While just announcing that the America's Pluto TV platform Rainbow Squad and six others channels were taking off since today at 11am, and that in the most unfortunate moment, the cult animated dramedy Braceface is been the last show that were playing in the Rainbow Squad outlet means a big deal to me, (In Canada, Kid Squad has playing it until the Holidays before the channel finally shutdown last weekend) where after years to wait and wait before the animated series bringing back to the airs in official linear Television or otherwise, is like turning back in 2015... where I started to discovered the whole body of the show for the first time, at least since its eventual cancellation in 2004, and then, forever missed by 2007!

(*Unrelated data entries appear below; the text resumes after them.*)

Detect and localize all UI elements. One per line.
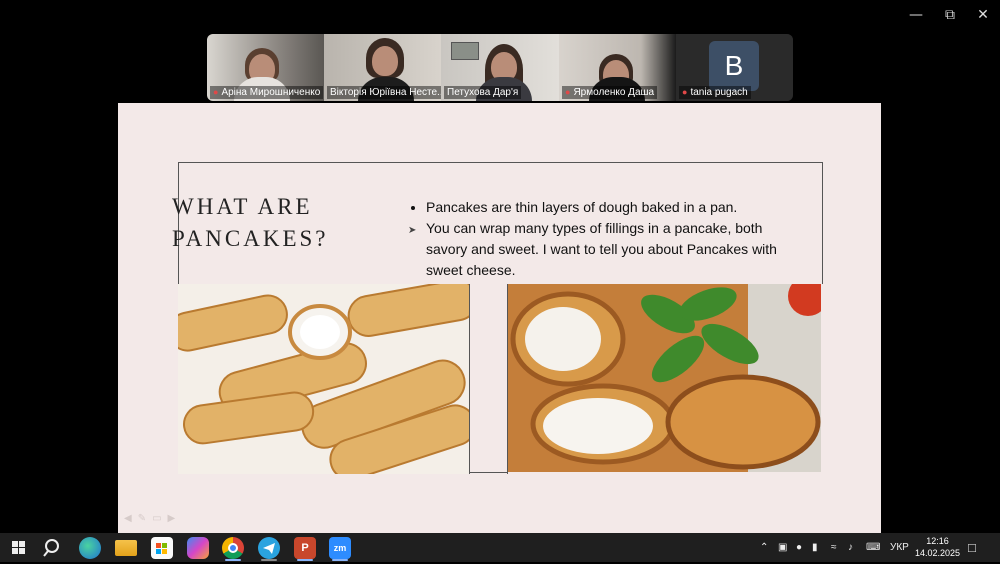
- participant-name: ● tania pugach: [679, 86, 751, 99]
- divider: [469, 472, 508, 473]
- wall-picture: [451, 42, 479, 60]
- store-icon[interactable]: [151, 537, 173, 559]
- zoom-icon[interactable]: zm: [329, 537, 351, 559]
- clock-date: 14.02.2025: [914, 548, 960, 558]
- bullet-item: Pancakes are thin layers of dough baked …: [426, 197, 780, 218]
- participant-name: ● Аріна Мирошниченко: [210, 86, 324, 99]
- avatar: B: [709, 41, 759, 91]
- participant-tile[interactable]: B ● tania pugach: [676, 34, 793, 101]
- participant-tile-active-speaker[interactable]: Петухова Дар'я: [441, 34, 559, 101]
- active-app-indicator: [332, 559, 348, 561]
- microphone-icon[interactable]: ●: [796, 533, 802, 562]
- powerpoint-icon[interactable]: P: [294, 537, 316, 559]
- pancakes-photo-right: [508, 284, 821, 472]
- pancakes-photo-left: [178, 284, 469, 474]
- participant-tile[interactable]: Вікторія Юріївна Несте...: [324, 34, 441, 101]
- copilot-icon[interactable]: [187, 537, 209, 559]
- battery-icon[interactable]: ▮: [812, 533, 818, 562]
- taskbar: P zm ⌃ ▣ ● ▮ ≈ ♪ ⌨ УКР 12:16 14.02.2025 …: [0, 533, 1000, 562]
- app-running-indicator: [261, 559, 277, 561]
- telegram-icon[interactable]: [258, 537, 280, 559]
- clock-time: 12:16: [926, 536, 949, 546]
- participant-name: ● Ярмоленко Даша: [562, 86, 658, 99]
- notifications-icon[interactable]: □: [968, 533, 976, 562]
- slide-paragraph: You can wrap many types of fillings in a…: [426, 220, 777, 278]
- keyboard-icon[interactable]: ⌨: [866, 533, 880, 562]
- title-line: PANCAKES?: [172, 226, 329, 251]
- participant-tile[interactable]: ● Аріна Мирошниченко: [207, 34, 324, 101]
- shared-slide: WHAT ARE PANCAKES? Pancakes are thin lay…: [118, 103, 881, 533]
- participant-name: Петухова Дар'я: [444, 86, 522, 99]
- edge-icon[interactable]: [79, 537, 101, 559]
- slide-title: WHAT ARE PANCAKES?: [172, 191, 329, 255]
- active-app-indicator: [225, 559, 241, 561]
- meet-now-icon[interactable]: ▣: [778, 533, 787, 562]
- show-hidden-icons-icon[interactable]: ⌃: [760, 533, 768, 562]
- mic-muted-icon: ●: [682, 87, 688, 97]
- restore-icon[interactable]: ⧉: [939, 6, 961, 24]
- chrome-icon[interactable]: [222, 537, 244, 559]
- active-app-indicator: [297, 559, 313, 561]
- volume-icon[interactable]: ♪: [848, 533, 853, 562]
- participant-strip: ● Аріна Мирошниченко Вікторія Юріївна Нес…: [207, 34, 793, 101]
- mic-muted-icon: ●: [565, 87, 571, 97]
- slide-toolbar[interactable]: ◀✎▭▶: [124, 513, 181, 524]
- close-icon[interactable]: ✕: [972, 6, 994, 24]
- mic-muted-icon: ●: [213, 87, 219, 97]
- wifi-icon[interactable]: ≈: [831, 533, 837, 562]
- participant-tile[interactable]: ● Ярмоленко Даша: [559, 34, 676, 101]
- divider: [469, 284, 470, 474]
- search-icon[interactable]: [42, 537, 64, 559]
- minimize-icon[interactable]: —: [905, 6, 927, 24]
- mouse-cursor-icon: ➤: [408, 225, 417, 236]
- language-indicator[interactable]: УКР: [890, 533, 909, 562]
- slide-text: Pancakes are thin layers of dough baked …: [410, 197, 780, 281]
- file-explorer-icon[interactable]: [115, 540, 137, 556]
- start-icon[interactable]: [8, 537, 30, 559]
- title-line: WHAT ARE: [172, 194, 313, 219]
- clock[interactable]: 12:16 14.02.2025: [915, 535, 960, 559]
- participant-name: Вікторія Юріївна Несте...: [327, 86, 441, 99]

But there's one place where it was rarely describe and that nevertheless serve purpose of the today's post: Seeing Sharon Spitz on a comic novel series. Don't believe me? Take a look by yourself:
This novel adaptation is the work of Véronique Grisseaux and Ted Bastien, and then together, have continuing the Charlotte's (It's Sharon in french if you ask) slice-of-life to what the original animated series has ended. You can see the Nelvana tag at the right bottom on the corner, which justify that it's an authorized adaptation and not so a mere fanfiction thing.
The sad drawback about it is it's a series that is solely released for French nations from the same book editor that released these countless Simpsons comics and their own spin-offs. Jungle Editions have a weird reputation to make made stories about strong-headed females characters that never looked different than the ones we're already know. Back in the day, I was enough surprising to see one of them in a local bookstore that don't longer exist nowadays. They only released four volumes. If it's due to weak reception or disappointing sales, who knows. It would be great to find it on Amazon for cheap but with the late layoffs there, better to not bother with the Jeff Bezos empire.
Despite that it was an afterthough, the artstyle is a little more Anime-esque than it was in the original cartoon. In a way, it help us to keep investing to the Sharon Spitz's issues about love, music, vegetarianism and her own ordeal with its metallic braces but it also collapsed that the mid-00s weren't that pretty in the BDs artform, where literally, one may assume that the comics, graphic novel and BDs editors and authors were concerned that "educated kids are so boring", and that was a thing that went fixed in the later years.
Thankfully for us, the Braceface novel series never will surviving on an modern age where narratives became either, a drug for oldies, elites and Wokes, Saturday Morning TV outlets or a bland 30-minutes Infomercial, when authors have no longer choice to "plug" the whole thing in order to sells books copies. Like the way some Warner Bros. newer shorts were made in the 1990s just for sells the productions cels signed by Chuck Jones and others for the Warner Bros. Studio Store of old.
(For call insult to injury, isn't it appropriate that someone call the BDGest administrators that the main character's name is not Samantha? As if the heroine didn't have already a name!)